Melo says Bargnani trade 'was a steal'

NEW YORK -- The jury is still out the the New York Knicks' trade for Andrea Bargnani. But Carmelo Anthony is in favor of it.

"I thought that was a steal," Anthony said Saturday at his annual camp, held at Queens College. "I hate to lose [Marcus] Camby and [Steve] Novak, but you get something like that back in return, it's kind of a win-win situation."

Anthony quickly noted that Bargnani, who fell out of favor in with the Toronto Raptors, needed to play "with a chip on his shoulder" this season.

"Hopefully, Bargnani's going to come in and prove something, come in with a chip on his shoulder and be ready to rock," he said.

The Knicks included Camby, Novak, two second-round picks and a first-round pick in 2016 to land Bargnani.

Some felt that was too steep a price to pay for a player who averaged just 12.7 points on 40 percent shooting last season and missed 47 games due mostly to elbow injuries.

But Anthony applauded the move. Bargnani, the No. 1 overall pick in the 2006 draft and just 27 years old, averaged 21.4 points per game in 2010-11.

Anthony also thinks Metta World Peace, whom the Knicks signed as a free agent after the Los Angeles Lakers exercised the amnesty clause on his contract, will help New York on both ends of the floor.

"To have him on our team right now adds more toughness to our team, some more defensive presence," Anthony said of World Peace. "And he also can be a threat on the offensive end, so you have to respect that."

World Peace averaged 12.4 points on 40 percent shooting and pulled down five rebounds per game last season.

Playing Anthony and World Peace at the same could present an interesting dynamic for the Knicks.

World Peace, at 6-foot-7 and 260 pounds, can defend either power forwards and small forwards. So with him on the floor, Anthony could defend the weaker offensive player of the two positions and save some energy on the defensive end.

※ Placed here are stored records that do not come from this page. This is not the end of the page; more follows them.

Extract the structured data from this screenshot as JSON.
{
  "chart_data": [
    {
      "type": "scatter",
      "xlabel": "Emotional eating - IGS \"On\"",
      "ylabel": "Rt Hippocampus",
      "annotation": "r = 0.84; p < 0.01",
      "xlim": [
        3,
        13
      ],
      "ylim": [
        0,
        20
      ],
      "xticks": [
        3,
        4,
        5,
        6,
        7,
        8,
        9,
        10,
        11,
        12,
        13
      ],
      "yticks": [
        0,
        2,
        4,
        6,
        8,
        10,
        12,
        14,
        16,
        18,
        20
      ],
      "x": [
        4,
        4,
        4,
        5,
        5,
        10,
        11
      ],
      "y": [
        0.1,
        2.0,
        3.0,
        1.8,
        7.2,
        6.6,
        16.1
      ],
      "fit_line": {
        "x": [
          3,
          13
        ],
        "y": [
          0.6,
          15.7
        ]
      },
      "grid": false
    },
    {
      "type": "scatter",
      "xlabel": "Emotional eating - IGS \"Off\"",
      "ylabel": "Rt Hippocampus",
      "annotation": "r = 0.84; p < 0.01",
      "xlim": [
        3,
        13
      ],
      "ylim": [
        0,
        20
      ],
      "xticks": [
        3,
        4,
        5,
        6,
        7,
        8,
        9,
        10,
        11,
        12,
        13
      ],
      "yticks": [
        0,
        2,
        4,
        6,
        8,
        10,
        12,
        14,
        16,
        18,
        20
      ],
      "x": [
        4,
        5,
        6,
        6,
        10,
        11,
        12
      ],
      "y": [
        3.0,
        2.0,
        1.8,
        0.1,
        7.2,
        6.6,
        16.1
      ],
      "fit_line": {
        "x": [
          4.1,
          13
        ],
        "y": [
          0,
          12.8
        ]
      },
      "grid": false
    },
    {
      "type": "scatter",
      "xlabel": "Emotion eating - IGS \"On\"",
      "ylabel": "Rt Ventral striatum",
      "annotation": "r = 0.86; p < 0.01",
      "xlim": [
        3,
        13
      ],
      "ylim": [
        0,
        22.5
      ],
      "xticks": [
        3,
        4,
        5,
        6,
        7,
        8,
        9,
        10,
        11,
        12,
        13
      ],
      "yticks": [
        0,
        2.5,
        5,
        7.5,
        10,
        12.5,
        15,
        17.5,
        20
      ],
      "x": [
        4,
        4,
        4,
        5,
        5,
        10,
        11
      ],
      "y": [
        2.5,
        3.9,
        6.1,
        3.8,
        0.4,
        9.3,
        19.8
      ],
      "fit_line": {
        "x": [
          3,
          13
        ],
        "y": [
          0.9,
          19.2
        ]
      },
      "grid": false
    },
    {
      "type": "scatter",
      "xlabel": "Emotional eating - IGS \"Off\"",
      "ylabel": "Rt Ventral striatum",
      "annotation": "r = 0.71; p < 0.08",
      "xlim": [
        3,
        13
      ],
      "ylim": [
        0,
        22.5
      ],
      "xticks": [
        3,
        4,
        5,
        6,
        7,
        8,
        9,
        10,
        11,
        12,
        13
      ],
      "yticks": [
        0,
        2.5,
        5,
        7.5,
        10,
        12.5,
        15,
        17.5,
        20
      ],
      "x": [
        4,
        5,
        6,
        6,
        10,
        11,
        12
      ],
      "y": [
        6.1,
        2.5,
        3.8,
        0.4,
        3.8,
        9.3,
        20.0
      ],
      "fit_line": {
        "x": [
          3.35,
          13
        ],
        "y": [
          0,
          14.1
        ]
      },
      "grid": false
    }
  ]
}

No worries about J.R., East: J.R. Smith is expected to be out until at least the middle of training camp due to surgery on his left patellar tendon and meniscus. Anthony, who had similar surgery in the summer of 2011, says he is confident that Smith can come back without issue.

"From what I know and what I hear, it's not that serious," he said.

He also said he wasn't concerned about the roster upgrades Brooklyn, Indiana and Chicago made in the offseason.

"The only thing I can worry about is my team. I can't worry about them other teams," he said.

Can we call him Ron? Anthony smiled when talking about World Peace.

"It's hard for me to call him Metta," he said.

So what will Anthony call the player formerly known as Ron Artest?

"I don't know. I have no idea yet," he said.